Tiefgreifende gesellschaftliche Krisen sind stets mit größeren psychosozialen Folgen verbunden. Das gilt auch für die Corona-Pandemie. Studien wie die “Copsy-Studie” zeigen beispielsweise hohe psychische Belastungen für Kinder und Jugendliche, es gibt inzwischen auch Berichte, dass Suizidversuche bei Heranwachsenden zunehmen, auch wenn die Zahl der Suizide selbst bisher noch unauffällig ist. Auch familiäre Gewalt scheint vermehrt aufzutreten bzw. in den Lockdownphasen aufgetreten zu sein. Die Politik ist somit gut beraten, wenn sie nicht nur auf Infektionszahlen schaut, sondern auch die psychosoziale Entwicklung im Auge behält.

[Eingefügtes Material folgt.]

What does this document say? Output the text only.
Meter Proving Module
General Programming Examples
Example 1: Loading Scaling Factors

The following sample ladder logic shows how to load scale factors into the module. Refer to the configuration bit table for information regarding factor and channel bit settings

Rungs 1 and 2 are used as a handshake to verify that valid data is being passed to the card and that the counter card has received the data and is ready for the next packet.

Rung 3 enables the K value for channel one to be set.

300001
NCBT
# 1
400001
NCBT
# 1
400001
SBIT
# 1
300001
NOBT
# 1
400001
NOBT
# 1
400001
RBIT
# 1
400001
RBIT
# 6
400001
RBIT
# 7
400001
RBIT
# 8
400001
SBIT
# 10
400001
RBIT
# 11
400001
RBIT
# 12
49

Seit kurzem liegen Daten zur Geburtenentwicklung für die ersten Monate 2022 vor. Im Jahr 2021 hatte die Geburtenzahl in Deutschland mit 795.715 Lebendgeborenen einen neuen Rekord nach dem Tiefststand 2011 mit 662.685 Lebendgeborenen erreicht.
Im Jahresverlauf folgen die Geburten einem Muster mit einem Tief zum Jahresanfang und einem Hoch im Spätsommer.
Im Winter 2021 gab es im Vergleich zu den Wintern zuvor noch hohe Geburtenzahlen, im ersten Quartal 2022 sind die Zahlen dagegen besonders niedrig ausgefallen. Es sind zwar noch vorläufige Daten, aber es scheint kein Dokumentationsdefizit zu sein. Gegenüber dem Durchschnitt der ersten Quartale in den letzten 5 Jahren sind es 2022 gut 20.000 Geburten weniger. Seit 2013 gab es kein Jahr mit weniger Geburten im ersten Quartal.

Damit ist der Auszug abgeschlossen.